Can you cut your way to greatness? Yes, providing you only mean great for shareholders
As a retired HP person, I have been reflecting on ‘cutting your way to greatness’. There are not too many examples of success. Let’s look at one example, then suggest a more balanced approach.
Consider Marissa Mayer’s term at Yahoo. Consider the various stakeholders and whether it was good for each of them:
- Customers: No. The number of customers went down. Offers became more complex. And of course every single one of the 3 billion Yahoo accounts got hacked.
- Partners, whether advertising partners or others: No. The various mergers and splits were difficult to deal with, compared to relatively stable situations at Google and elsewhere.
- Employees: No. Lots of cuts.
- Shareholders: Yes, yes, yes! While revenue and EBITDA (Earnings Before Interest Taxes, Depreciation and Amortisation) declined in 2013, 2014 and 2015, the Yahoo share price went up 151% under Mayer’s tenure. That’s quite a performance.
This is what I was taught at INSEAD
Digital Equipment Corporation put me through the International Advanced Management Program. I remember the very first lecture as quite surprising. The professor asked the class, “What is the purpose of a company?” We got to debate the topic for a while. Then he became quite insistent, and his message was clear: “The sole purpose of a company is to provide a return to its shareholders.” I don’t think anyone agreed with him. We were young and innocent. However, if you believe this, Marissa Mayer is a genius. So is Meg Whitman.
Is this what happens when activist investors join your board?
The term ‘activist investor’ refers to people who don’t believe a company is doing enough for its shareholders. Based on what I have seen in various companies, and am observing close to home where an activist has joined the Nestlé board, your reaction to activist investors depends on who you are. If you are a shareholder or potential shareholder, happy days are probably ahead. If you are a customer, partner or employee, you will live in paranoia, and should consider fleeing the company. But at least the shareholders will be happy.
Of course all companies need to cut from time to time
All companies have lots of investment ideas. More than they can fund. In most cases, simply going to shareholders to ask for more money is not a worthwhile option. Companies have to reduce their spending on existing people, buildings or what they pay suppliers so they have enough money to invest in their new ideas. There are no other sources of cash within a company, putting aside one-time accounting changes. Ideally, you need to work out what is important to customers first. Maintain or increase spending in areas they find important. Cut in areas they don’t care about. Just to pick one example; customers could not care less where you put your headquarters building. If it is in an expensive place, consider putting it somewhere else if you need to find money to invest. Similarly, if you have a call center, its location is invisible to customers. They also don’t care about things like your credit card approval process, as long as it works. It should therefore cost as little as possible.

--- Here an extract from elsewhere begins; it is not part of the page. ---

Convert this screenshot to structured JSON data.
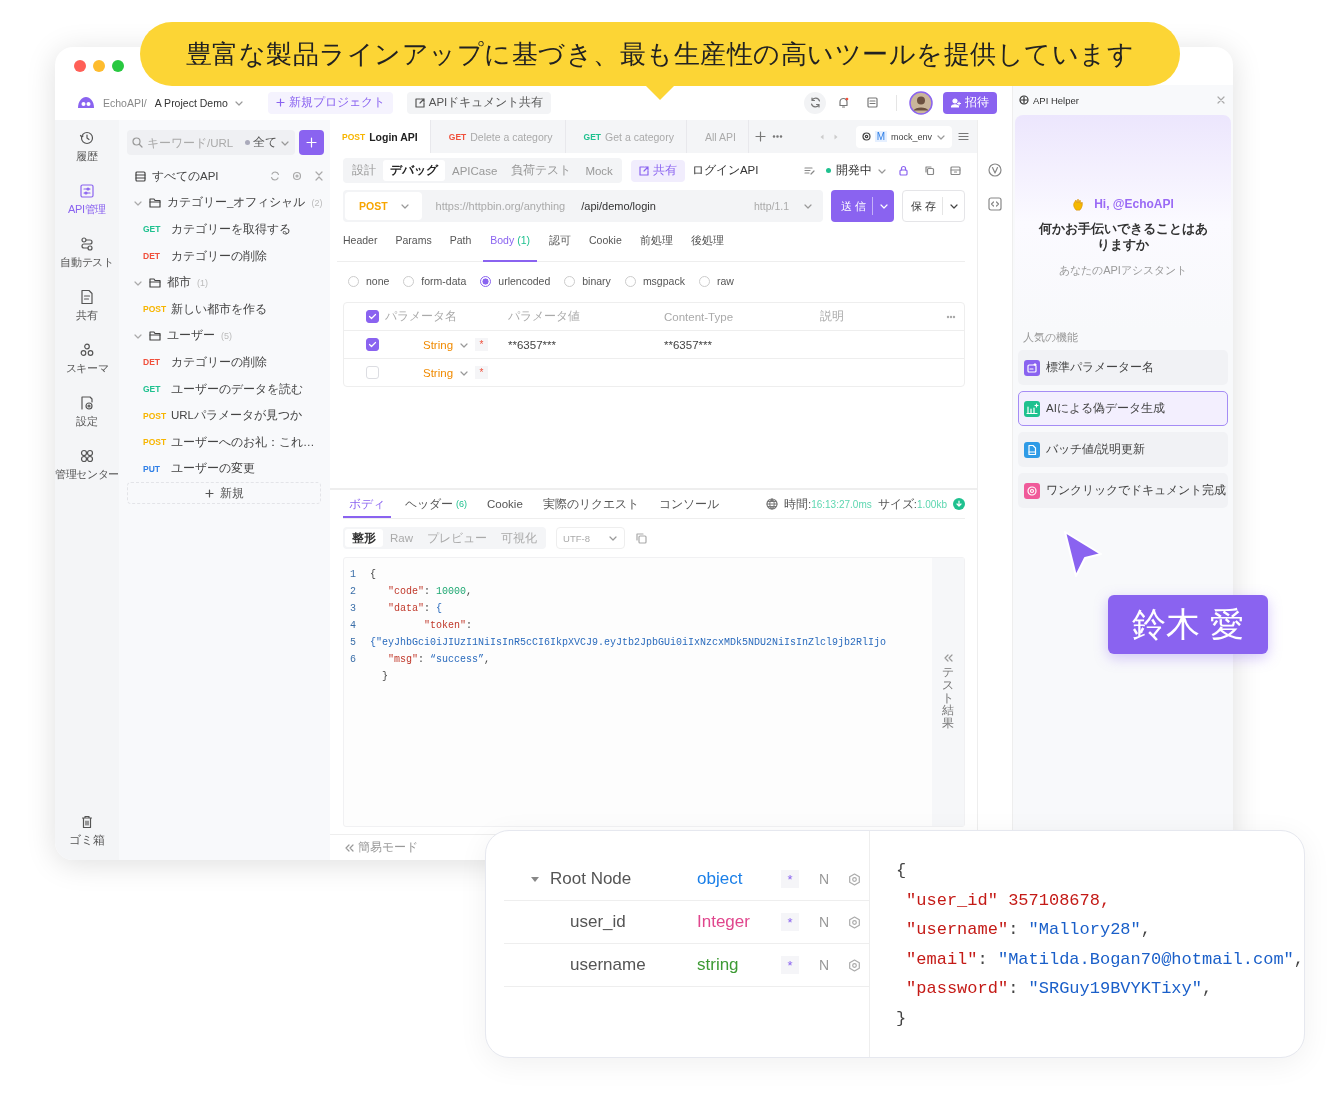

Resist the temptation of trying to appear to be fair by giving all departments the same reduction target. Customers care about some, and not about others.
Clarity for employees
You owe it to your teams to tell them where you are investing and where you will be cutting. Be clear that the attractive career development opportunities are in the investment areas. People will not get the security or rewards they may expect elsewhere. You owe them the clarity, even if you believe that shareholders are all that matters.